In this, the second instalment in our special series on the state of the IT industry in Australia, we speak with Brad Drysdale, Field Chief Technology Officer – APAC, Kong to get his thoughts on “What our next government needs to do to address key IT business challenges currently facing Australia, regardless of which side wins the forthcoming federal election.”
What is required to overcome the current skills shortage that is causing pain across the IT sector?
The talent shortage that has been plaguing Australian businesses for the past few years is showing no sign of easing. For this reason, a new approach is needed for attracting and retaining staff.”
A business can differentiate itself by clearly communicating that it has a culture that promotes having a more flexible workplace. An innovative way to achieve this can be to move beyond having a bring-your-own device policy to a bring-your-own programming language, tools, or even platform.

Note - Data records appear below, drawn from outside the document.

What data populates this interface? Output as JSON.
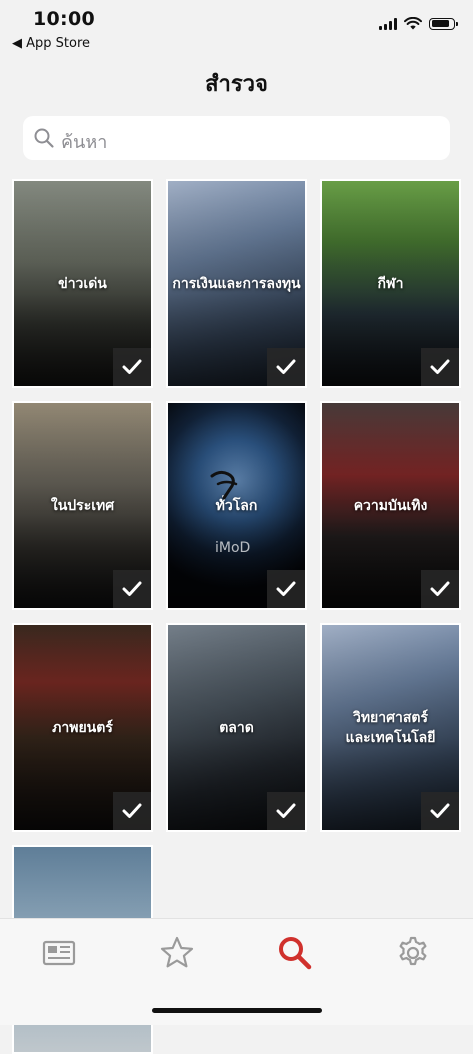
{
  "status_bar": {
    "time": "10:00",
    "back_label": "◀ App Store"
  },
  "header": {
    "title": "สำรวจ"
  },
  "search": {
    "placeholder": "ค้นหา",
    "icon": "search-icon"
  },
  "categories": [
    {
      "id": "headlines",
      "label": "ข่าวเด่น",
      "selected": true,
      "bg": "linear-gradient(180deg,#8a9086 0%,#6f7468 40%,#3b3d37 70%,#1a1a18 100%)"
    },
    {
      "id": "finance",
      "label": "การเงินและการลงทุน",
      "selected": true,
      "bg": "linear-gradient(160deg,#a9b8cf 0%,#6f86a6 35%,#3e5068 70%,#1f2a38 100%)"
    },
    {
      "id": "sport",
      "label": "กีฬา",
      "selected": true,
      "bg": "linear-gradient(180deg,#6ea64a 0%,#4a7d33 30%,#2b3a44 65%,#121418 100%)"
    },
    {
      "id": "domestic",
      "label": "ในประเทศ",
      "selected": true,
      "bg": "linear-gradient(180deg,#9a8f7a 0%,#6e6a60 40%,#3a3833 70%,#151515 100%)"
    },
    {
      "id": "world",
      "label": "ทั่วโลก",
      "selected": true,
      "bg": "radial-gradient(circle at 50% 38%,#6d98c9 0%,#2f5a8c 28%,#12233a 52%,#05070c 75%)"
    },
    {
      "id": "entertainment",
      "label": "ความบันเทิง",
      "selected": true,
      "bg": "linear-gradient(180deg,#4a3d3c 0%,#8a2a2a 35%,#2a2424 65%,#0e0e0e 100%)"
    },
    {
      "id": "movies",
      "label": "ภาพยนตร์",
      "selected": true,
      "bg": "linear-gradient(180deg,#3b2a20 0%,#7c2b24 28%,#3e2c1f 55%,#151210 100%)"
    },
    {
      "id": "markets",
      "label": "ตลาด",
      "selected": true,
      "bg": "linear-gradient(160deg,#7a8590 0%,#4d5862 40%,#2a3038 70%,#121519 100%)"
    },
    {
      "id": "science_tech",
      "label": "วิทยาศาสตร์\nและเทคโนโลยี",
      "selected": true,
      "bg": "linear-gradient(160deg,#a9b8cf 0%,#6f86a6 35%,#3e5068 70%,#1f2a38 100%)"
    },
    {
      "id": "partial",
      "label": "",
      "selected": false,
      "bg": "linear-gradient(180deg,#5f7e98 0%,#8aa3b6 40%,#bfc7cc 100%)"
    }
  ],
  "watermark": {
    "text": "iMoD"
  },
  "tabbar": {
    "active": "explore",
    "items": [
      {
        "id": "news",
        "icon": "newspaper-icon"
      },
      {
        "id": "favorites",
        "icon": "star-icon"
      },
      {
        "id": "explore",
        "icon": "search-icon"
      },
      {
        "id": "settings",
        "icon": "gear-icon"
      }
    ],
    "active_color": "#d0312d",
    "inactive_color": "#9a9a9a"
  }
}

At the same time, companies embracing cloud and API platforms are providing an environment today where developers can be productive and focus on building real unique business value, in the languages they like, using the tools and platforms they are familiar with, knowing that the IT environment is built to support it all.
If staff can see that they will be able to use the languages and skills they prefer, they will be more likely to join, and could very well end up being much more productive.
Organisations also need to think more about using automation tools to free staff from tedious, manual tasks. This will improve both their motivation and their output.
What steps need to be taken to shore up the cyber defences of Australian government departments and agencies?
Governments can increase their level of IT security through the use of APIs to create links both internally and with external parties.”
An API-led strategy is important because the potential blast areas from cyber attacks are getting larger, due to the increased number of people who are working remotely. If a cyber criminal can gain access to central systems through a badly designed API on an external website, this could cause significant disruption.
They no longer have to go to the trouble of hacking through a firewall, but rather simply walk through the front door which someone has forgotten to lock.
Governments at all levels need to understand that the digital battleground is now just as important as a physical battleground.
Does more need to be done to improve the cybersecurity measures in place within Australia’s private sector?
Companies are now using APIs to expose core parts of their business and their products in a way which enables them to become platform companies. This opens up a whole new category of risk and security needs to be beefed up to support it.
At the same time, more investment in cybersecurity will need to be made by businesses that are shifting from having a physical presence to an online presence. It is particularly important for those businesses that are offering services from multiple different suppliers.
A good example is an airline booking site where, as well as purchasing a plane ticket, you can also book a hire car and accommodation. Those services are provided by external parties and their systems need to be fully protected by secure API links. It’s important to understand just what is required in this new API-based economy.
Do there need to be any further tax breaks introduced to ease conditions for Australian businesses?
I believe that, if there is going to be any discussion around tax breaks for technology companies, it should be linked to an intake of skills. This could take the form of government-funded apprenticeship programs or incentives for companies to work with universities and provide on-the-job experience for students.
Israel and Estonia are often cited as examples of smaller countries that have nurtured a thriving start-up IT sector. What does Australia need to do to join this list?
Israel and Estonia both have very well-established STEM programs within their universities which helps to build a pipeline of new talent and new ideas. They also do a great job of helping incubate these ideas into new startups by providing financial and business support. It’s these ideas that then form the basis for new start-ups.
Australian universities need to become better at incubating start-ups that have been built on the new ideas generated by students. They need to go beyond just teaching fundamental technical skills such as programming.
Are Australian companies investing enough in R&D? What should be the role for government in this area?
There will always be an argument that more needs to be invested in R&D. This is because the rate of technological change continues to increase and you can never be sure where your next competitor will come from.
R&D needs to be the lifeblood of every successful Australian business especially as the digital landscape is the new competitive battleground for every business.
Modern business depends heavily on the internet. Should the next government ramp up investment in broadband technologies?
For Australia, the biggest challenge when it comes to delivering high-speed internet connectivity is one of geography. It’s much harder to deliver a gigabit-per-second connection to someone in the remote outback than it is in central Sydney.
Those who suffer the most from a lack of broadband access are children in remote locations or those without access to reliable and usable internet connectivity, who rely on being connected to complete homework assignments and projects. With the big shift to digital learning and the onset of a new wave of digital immersive learning, it’s imperative that every child has access to the digital resources and connectivity they need to learn and support the future of our country’s innovation. It would be very sad to think that some Australian children are missing out because of a lack of government investment in broadband services.